Furthermore, please also share the values of Specs variable in your above code. This would help us testing the scenario accordingly. In case your sample PDF document is more than of 3.0MB size, you may please upload it to Google Drive or Dropbox and share the link with us.

Hello,
Is there any other way we can trouble shoot this problem as we will not be able to share the pdf due to confidentiality(HIPPA) regulations.

Thanks!

@sjoshi

Thanks for writing back.

We have tested the scenario with one of our sample PDF documents (i.e 32MB) and were unable to notice any issue. Please note that sometimes issue can be document specific and in order to replicate the issue, we need that specific document. In case you cannot share document here, you may please send it in a private message. This way it will only be accessible by Aspose Staff.

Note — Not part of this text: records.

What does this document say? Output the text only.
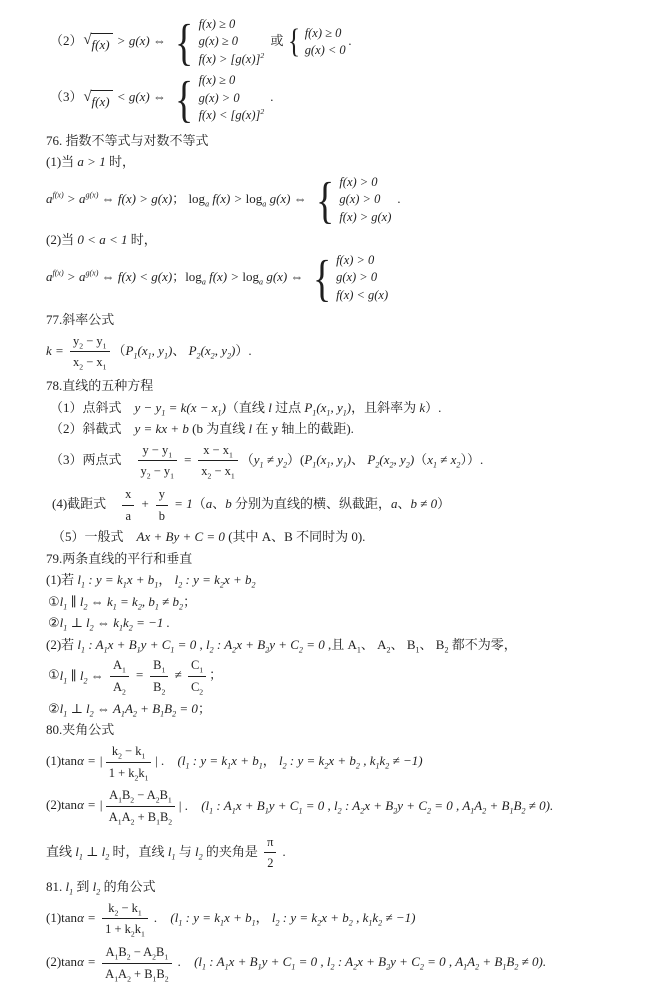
（2） √ f(x) > g(x) ⇔ { f(x) ≥ 0
g(x) ≥ 0
$f(x) > [g(x)]^2$
或 { f(x) ≥ 0
g(x) < 0
.
（3） √ f(x) < g(x) ⇔ { f(x) ≥ 0
g(x) > 0
$f(x) < [g(x)]^2$
.
76. 指数不等式与对数不等式
(1)当 a > 1 时，
$a^{f(x)} > a^{g(x)}$ ⇔ f(x) > g(x)； $\log_a f(x) > \log_a g(x)$ ⇔ { f(x) > 0
g(x) > 0
f(x) > g(x)
.
(2)当 0 < a < 1 时，
$a^{f(x)} > a^{g(x)}$ ⇔ f(x) < g(x)；$\log_a f(x) > \log_a g(x)$ ⇔ { f(x) > 0
g(x) > 0
f(x) < g(x)
77.斜率公式
$k = \frac{y_2 - y_1}{x_2 - x_1} (P_1(x_1$, $y_1$)、 $P_2(x_2$, $y_2$)）.
78.直线的五种方程
（1）点斜式　$y - y_1 = k(x - x_1)$（直线 l 过点 $P_1(x_1$, $y_1$)，且斜率为 k）.
（2）斜截式　y = kx + b (b 为直线 l 在 y 轴上的截距).
（3）两点式　 $\frac{y - y_1}{y_2 - y_1} = \frac{x - x_1}{x_2 - x_1} (y_1 \ne y_2)(P_1(x_1$, $y_1$)、 $P_2(x_2$, $y_2)(x_1 \ne x_2)$）.
(4)截距式　 $\frac{x}{a} + \frac{y}{b} = 1(a$、b 分别为直线的横、纵截距，a、b ≠ 0）
（5）一般式　Ax + By + C = 0 (其中 A、B 不同时为 0).
79.两条直线的平行和垂直
(1)若 $l_1$ : $y = k_1x + b_1$， $l_2$ : $y = k_2x + b_2$
$①l_1$ ∥ $l_2$ ⇔ $k_1 = k_2$, $b_1 \ne b_2$；
$②l_1$ ⊥ $l_2$ ⇔ $k_1k_2 = -1$ .
(2)若 $l_1$ : $A_1x + B_1y + C_1 = 0$ , $l_2$ : $A_2x + B_2y + C_2 = 0$ ,且 $A_1$、 $A_2$、 $B_1$、 $B_2$ 都不为零，
$①l_1$ ∥ $l_2$ ⇔ $\frac{A_1}{A_2} = \frac{B_1}{B_2} \ne \frac{C_1}{C_2}$ ；
$②l_1$ ⊥ $l_2$ ⇔ $A_1A_2 + B_1B_2 = 0$；
80.夹角公式
(1)tanα = | $\frac{k_2 - k_1}{1 + k_2k_1}$ | .　($l_1$ : $y = k_1x + b_1$， $l_2$ : $y = k_2x + b_2$ , $k_1k_2 \ne -1$)
(2)tanα = | $\frac{A_1B_2 - A_2B_1}{A_1A_2 + B_1B_2}$ | .　($l_1$ : $A_1x + B_1y + C_1 = 0$ , $l_2$ : $A_2x + B_2y + C_2 = 0$ , $A_1A_2 + B_1B_2 \ne 0$).
直线 $l_1$ ⊥ $l_2$ 时，直线 $l_1$ 与 $l_2$ 的夹角是 $\frac{\pi}{2}$ .
81. $l_1$ 到 $l_2$ 的角公式
$(1)\tan\alpha = \frac{k_2 - k_1}{1 + k_2k_1}$ .　($l_1$ : $y = k_1x + b_1$， $l_2$ : $y = k_2x + b_2$ , $k_1k_2 \ne -1$)
$(2)\tan\alpha = \frac{A_1B_2 - A_2B_1}{A_1A_2 + B_1B_2}$ .　($l_1$ : $A_1x + B_1y + C_1 = 0$ , $l_2$ : $A_2x + B_2y + C_2 = 0$ , $A_1A_2 + B_1B_2 \ne 0$).
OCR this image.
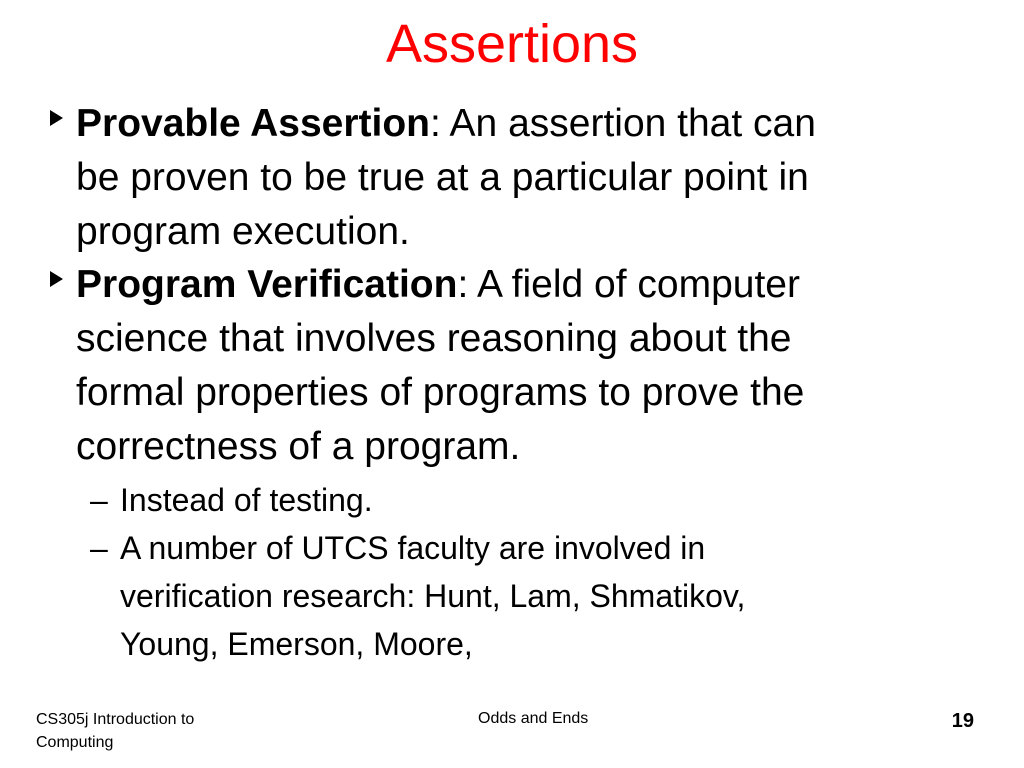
Assertions
Provable Assertion: An assertion that can
be proven to be true at a particular point in
program execution.
Program Verification: A field of computer
science that involves reasoning about the
formal properties of programs to prove the
correctness of a program.
– Instead of testing.
– A number of UTCS faculty are involved in
verification research: Hunt, Lam, Shmatikov,
Young, Emerson, Moore,
CS305j Introduction to
Computing
Odds and Ends	19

Please also confirm if your program crashes while processing single document of 20MB size, OR your program/code is processing more than one file and crashes at some specific PDF document? You may please narrow down your use case and share only problematic source document with us. In case the issue is related to our API, we will definitely address it accordingly.

Hello,
I am processing only one PDF at a time. The PDF has 39MB which has 8000+ pages. The first 4000 pages process in around 20 mins but the next 4000 crash my computer.
I am deleting text out on every other page, the text that gets deleted is inside the rectangular area defined by specs.
I have all the page numbers to be cleaned in a list and sending in the list to the method above. The ASPOSE method references page numbers(1,3,5,7,9…as I am deleting content from every other page) from the list and replaces text on the pages(1,3,5,7,9…)with an empty string.

@sjoshi

Thanks for sharing further details.

It seems document specific issue and we need that document along with complete list of pages and coordinates, where text needs to be replaced with empty value. We will test the scenario in our environment and address it accordingly. We assure you that we do not disclose shared documents with anyone and erase/discard them soon after investigating the scenario.